A short and sweet film about who men could be — if we let them.

We enter a gym, locker room, parking lot, wrestling ring, and office. Each environment throbs with testosterone and aggression. The tension rises as the men seem poised for conflict. They honk. They grunt. They grimace. They flex.

However, just as these confrontations appear ready to explode, an alternative reality arrives — one where traditional male conflict is converted into merriment, tenderness, and joy. Instead of duking it out or dressing each other down, they turn the gym into an adult playground, spoon inanimate objects, gift each other towel animals, gently massage each other’s hands, and joyfully bounce up and down in their cars.

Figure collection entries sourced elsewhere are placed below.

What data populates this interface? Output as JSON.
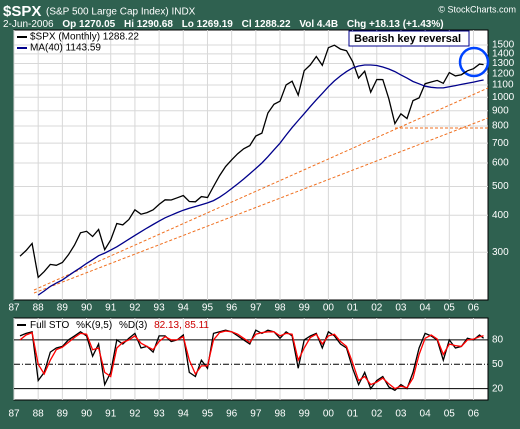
{
  "chart_data": [
    {
      "type": "line",
      "title": "$SPX",
      "subtitle": "(S&P 500 Large Cap Index) INDX",
      "watermark": "© StockCharts.com",
      "info": [
        "2-Jun-2006",
        "Op 1270.05",
        "Hi 1290.68",
        "Lo 1269.19",
        "Cl 1288.22",
        "Vol 4.4B",
        "Chg +18.13 (+1.43%)"
      ],
      "annotation": "Bearish key reversal",
      "log_scale": true,
      "grid": true,
      "legend": "top-left",
      "x": [
        1987.25,
        1987.5,
        1987.75,
        1988,
        1988.25,
        1988.5,
        1988.75,
        1989,
        1989.25,
        1989.5,
        1989.75,
        1990,
        1990.25,
        1990.5,
        1990.75,
        1991,
        1991.25,
        1991.5,
        1991.75,
        1992,
        1992.25,
        1992.5,
        1992.75,
        1993,
        1993.25,
        1993.5,
        1993.75,
        1994,
        1994.25,
        1994.5,
        1994.75,
        1995,
        1995.25,
        1995.5,
        1995.75,
        1996,
        1996.25,
        1996.5,
        1996.75,
        1997,
        1997.25,
        1997.5,
        1997.75,
        1998,
        1998.25,
        1998.5,
        1998.75,
        1999,
        1999.25,
        1999.5,
        1999.75,
        2000,
        2000.25,
        2000.5,
        2000.75,
        2001,
        2001.25,
        2001.5,
        2001.75,
        2002,
        2002.25,
        2002.5,
        2002.75,
        2003,
        2003.25,
        2003.5,
        2003.75,
        2004,
        2004.25,
        2004.5,
        2004.75,
        2005,
        2005.25,
        2005.5,
        2005.75,
        2006,
        2006.25,
        2006.42
      ],
      "series": [
        {
          "name": "$SPX (Monthly) 1288.22",
          "color": "#000000",
          "values": [
            291,
            304,
            321,
            247,
            258,
            273,
            271,
            277,
            294,
            317,
            349,
            353,
            339,
            358,
            306,
            330,
            375,
            371,
            387,
            417,
            403,
            408,
            417,
            435,
            451,
            450,
            458,
            466,
            445,
            444,
            462,
            459,
            500,
            544,
            584,
            615,
            645,
            670,
            687,
            740,
            757,
            885,
            947,
            970,
            1101,
            1133,
            1017,
            1229,
            1286,
            1372,
            1282,
            1469,
            1498,
            1454,
            1436,
            1320,
            1160,
            1224,
            1040,
            1148,
            1147,
            989,
            815,
            879,
            848,
            974,
            995,
            1111,
            1126,
            1140,
            1114,
            1211,
            1180,
            1191,
            1228,
            1248,
            1294,
            1288.22
          ]
        },
        {
          "name": "MA(40) 1143.59",
          "color": "#00008b",
          "values": [
            null,
            null,
            null,
            215,
            222,
            230,
            236,
            242,
            250,
            258,
            266,
            275,
            283,
            292,
            298,
            305,
            313,
            322,
            332,
            342,
            352,
            362,
            372,
            382,
            392,
            400,
            408,
            416,
            422,
            428,
            434,
            440,
            448,
            460,
            475,
            492,
            510,
            530,
            552,
            575,
            600,
            630,
            665,
            700,
            745,
            790,
            835,
            880,
            930,
            980,
            1030,
            1085,
            1135,
            1180,
            1220,
            1255,
            1275,
            1285,
            1285,
            1280,
            1265,
            1245,
            1220,
            1190,
            1160,
            1130,
            1110,
            1090,
            1080,
            1075,
            1075,
            1085,
            1095,
            1105,
            1115,
            1125,
            1137,
            1143.59
          ]
        }
      ],
      "xlim": [
        1987,
        2006.6
      ],
      "xticks": [
        {
          "value": 1987,
          "label": "87"
        },
        {
          "value": 1988,
          "label": "88"
        },
        {
          "value": 1989,
          "label": "89"
        },
        {
          "value": 1990,
          "label": "90"
        },
        {
          "value": 1991,
          "label": "91"
        },
        {
          "value": 1992,
          "label": "92"
        },
        {
          "value": 1993,
          "label": "93"
        },
        {
          "value": 1994,
          "label": "94"
        },
        {
          "value": 1995,
          "label": "95"
        },
        {
          "value": 1996,
          "label": "96"
        },
        {
          "value": 1997,
          "label": "97"
        },
        {
          "value": 1998,
          "label": "98"
        },
        {
          "value": 1999,
          "label": "99"
        },
        {
          "value": 2000,
          "label": "00"
        },
        {
          "value": 2001,
          "label": "01"
        },
        {
          "value": 2002,
          "label": "02"
        },
        {
          "value": 2003,
          "label": "03"
        },
        {
          "value": 2004,
          "label": "04"
        },
        {
          "value": 2005,
          "label": "05"
        },
        {
          "value": 2006,
          "label": "06"
        }
      ],
      "ylim": [
        207,
        1686
      ],
      "yticks": [
        300,
        400,
        500,
        600,
        700,
        800,
        900,
        1000,
        1100,
        1200,
        1300,
        1400,
        1500
      ]
    },
    {
      "type": "line",
      "label": "Full STO",
      "readout": "82.13, 85.11",
      "grid": true,
      "x": [
        1987.25,
        1987.5,
        1987.75,
        1988,
        1988.25,
        1988.5,
        1988.75,
        1989,
        1989.25,
        1989.5,
        1989.75,
        1990,
        1990.25,
        1990.5,
        1990.75,
        1991,
        1991.25,
        1991.5,
        1991.75,
        1992,
        1992.25,
        1992.5,
        1992.75,
        1993,
        1993.25,
        1993.5,
        1993.75,
        1994,
        1994.25,
        1994.5,
        1994.75,
        1995,
        1995.25,
        1995.5,
        1995.75,
        1996,
        1996.25,
        1996.5,
        1996.75,
        1997,
        1997.25,
        1997.5,
        1997.75,
        1998,
        1998.25,
        1998.5,
        1998.75,
        1999,
        1999.25,
        1999.5,
        1999.75,
        2000,
        2000.25,
        2000.5,
        2000.75,
        2001,
        2001.25,
        2001.5,
        2001.75,
        2002,
        2002.25,
        2002.5,
        2002.75,
        2003,
        2003.25,
        2003.5,
        2003.75,
        2004,
        2004.25,
        2004.5,
        2004.75,
        2005,
        2005.25,
        2005.5,
        2005.75,
        2006,
        2006.25,
        2006.42
      ],
      "series": [
        {
          "name": "%K(9,5)",
          "color": "#000000",
          "values": [
            85,
            88,
            90,
            30,
            40,
            65,
            70,
            72,
            80,
            85,
            90,
            85,
            60,
            75,
            25,
            40,
            80,
            75,
            82,
            88,
            70,
            72,
            65,
            85,
            85,
            78,
            80,
            86,
            40,
            35,
            55,
            45,
            88,
            90,
            92,
            90,
            85,
            80,
            75,
            92,
            88,
            92,
            90,
            82,
            90,
            85,
            45,
            80,
            85,
            88,
            70,
            90,
            85,
            75,
            70,
            45,
            25,
            40,
            20,
            30,
            35,
            22,
            18,
            25,
            20,
            40,
            70,
            88,
            85,
            80,
            55,
            80,
            70,
            72,
            82,
            80,
            86,
            82.13
          ]
        },
        {
          "name": "%D(3)",
          "color": "#ff0000",
          "values": [
            80,
            86,
            89,
            50,
            38,
            55,
            68,
            71,
            77,
            83,
            88,
            87,
            68,
            70,
            40,
            35,
            70,
            77,
            80,
            85,
            76,
            72,
            68,
            78,
            84,
            80,
            80,
            84,
            55,
            38,
            48,
            48,
            80,
            89,
            91,
            90,
            87,
            82,
            77,
            87,
            89,
            90,
            90,
            85,
            88,
            87,
            55,
            70,
            83,
            87,
            75,
            85,
            87,
            78,
            72,
            52,
            30,
            35,
            25,
            28,
            33,
            26,
            20,
            23,
            21,
            33,
            62,
            82,
            86,
            81,
            62,
            75,
            73,
            72,
            80,
            81,
            84,
            85.11
          ]
        }
      ],
      "xlim": [
        1987,
        2006.6
      ],
      "xticks": [
        {
          "value": 1987,
          "label": "87"
        },
        {
          "value": 1988,
          "label": "88"
        },
        {
          "value": 1989,
          "label": "89"
        },
        {
          "value": 1990,
          "label": "90"
        },
        {
          "value": 1991,
          "label": "91"
        },
        {
          "value": 1992,
          "label": "92"
        },
        {
          "value": 1993,
          "label": "93"
        },
        {
          "value": 1994,
          "label": "94"
        },
        {
          "value": 1995,
          "label": "95"
        },
        {
          "value": 1996,
          "label": "96"
        },
        {
          "value": 1997,
          "label": "97"
        },
        {
          "value": 1998,
          "label": "98"
        },
        {
          "value": 1999,
          "label": "99"
        },
        {
          "value": 2000,
          "label": "00"
        },
        {
          "value": 2001,
          "label": "01"
        },
        {
          "value": 2002,
          "label": "02"
        },
        {
          "value": 2003,
          "label": "03"
        },
        {
          "value": 2004,
          "label": "04"
        },
        {
          "value": 2005,
          "label": "05"
        },
        {
          "value": 2006,
          "label": "06"
        }
      ],
      "ylim": [
        6,
        107
      ],
      "yticks": [
        20,
        50,
        80
      ]
    }
  ]
}
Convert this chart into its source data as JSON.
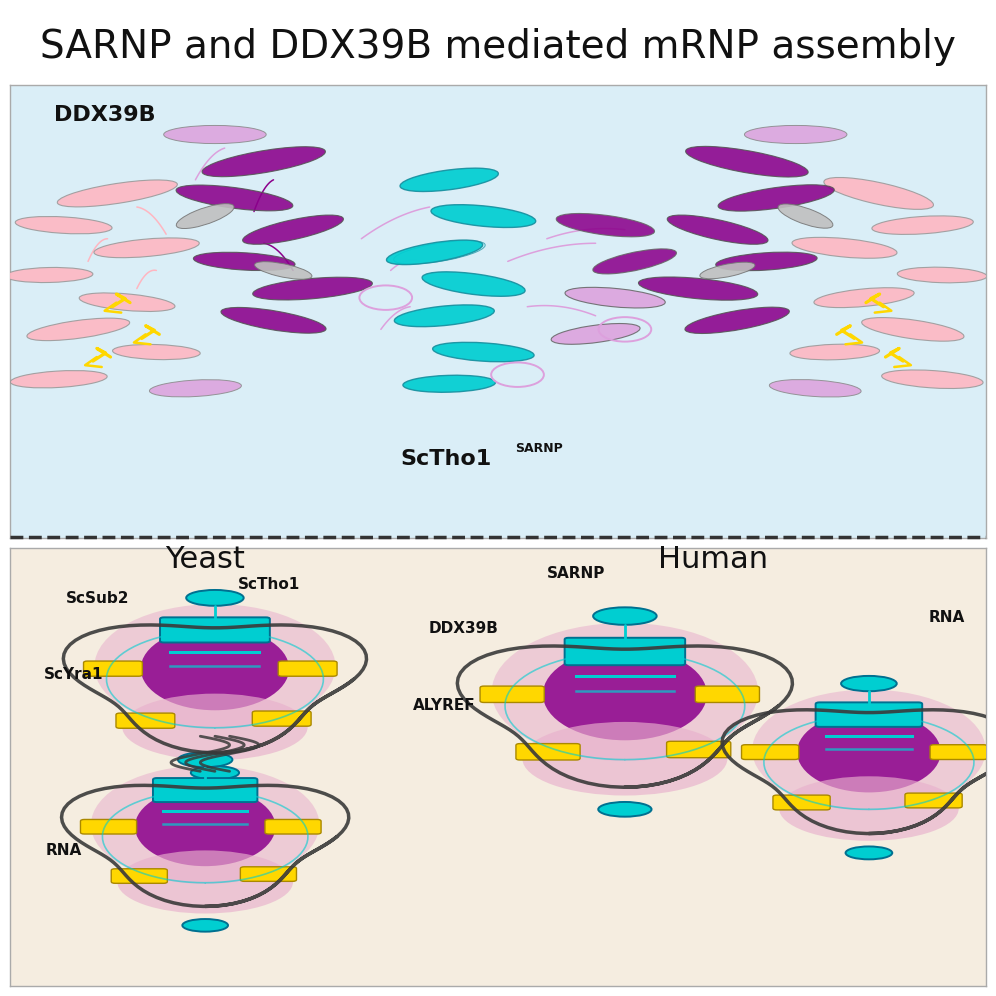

The fantasy ends abruptly when one of the men catches a glimpse of himself in the mirror. It dawns on him that he’s broken society’s code of masculinity, a realization that leads him to panic and lash out. The film concludes as each man comes to grips with the sad reality that he can never truly embody his authentic self.

Director’s Vision for ‘Oh Boys’

Growing up in Sweden, I never bought into traditional gender roles. I was the wild child who refused to go anywhere near a dress. My mum was an executive at a big company. My dad was the family cook.

After moving to the US, I experienced firsthand that not everyone felt so free. And it wasn’t just the role of women I found restrictive, but also the idea of what it means to be a man.

The term ‘The Man Box’ was coined in the 80’s to describe the strict expectations, emotions, and behaviors considered “manly” imposed on men by all of us — a narrow set of rules of how “real men” must act.

With this film, I hope to playfully point to the rigid structures we all abide by, so we can start to break free. If we stop allowing unhelpful societal norms to dictate how we act, there’s no limit to who we can become.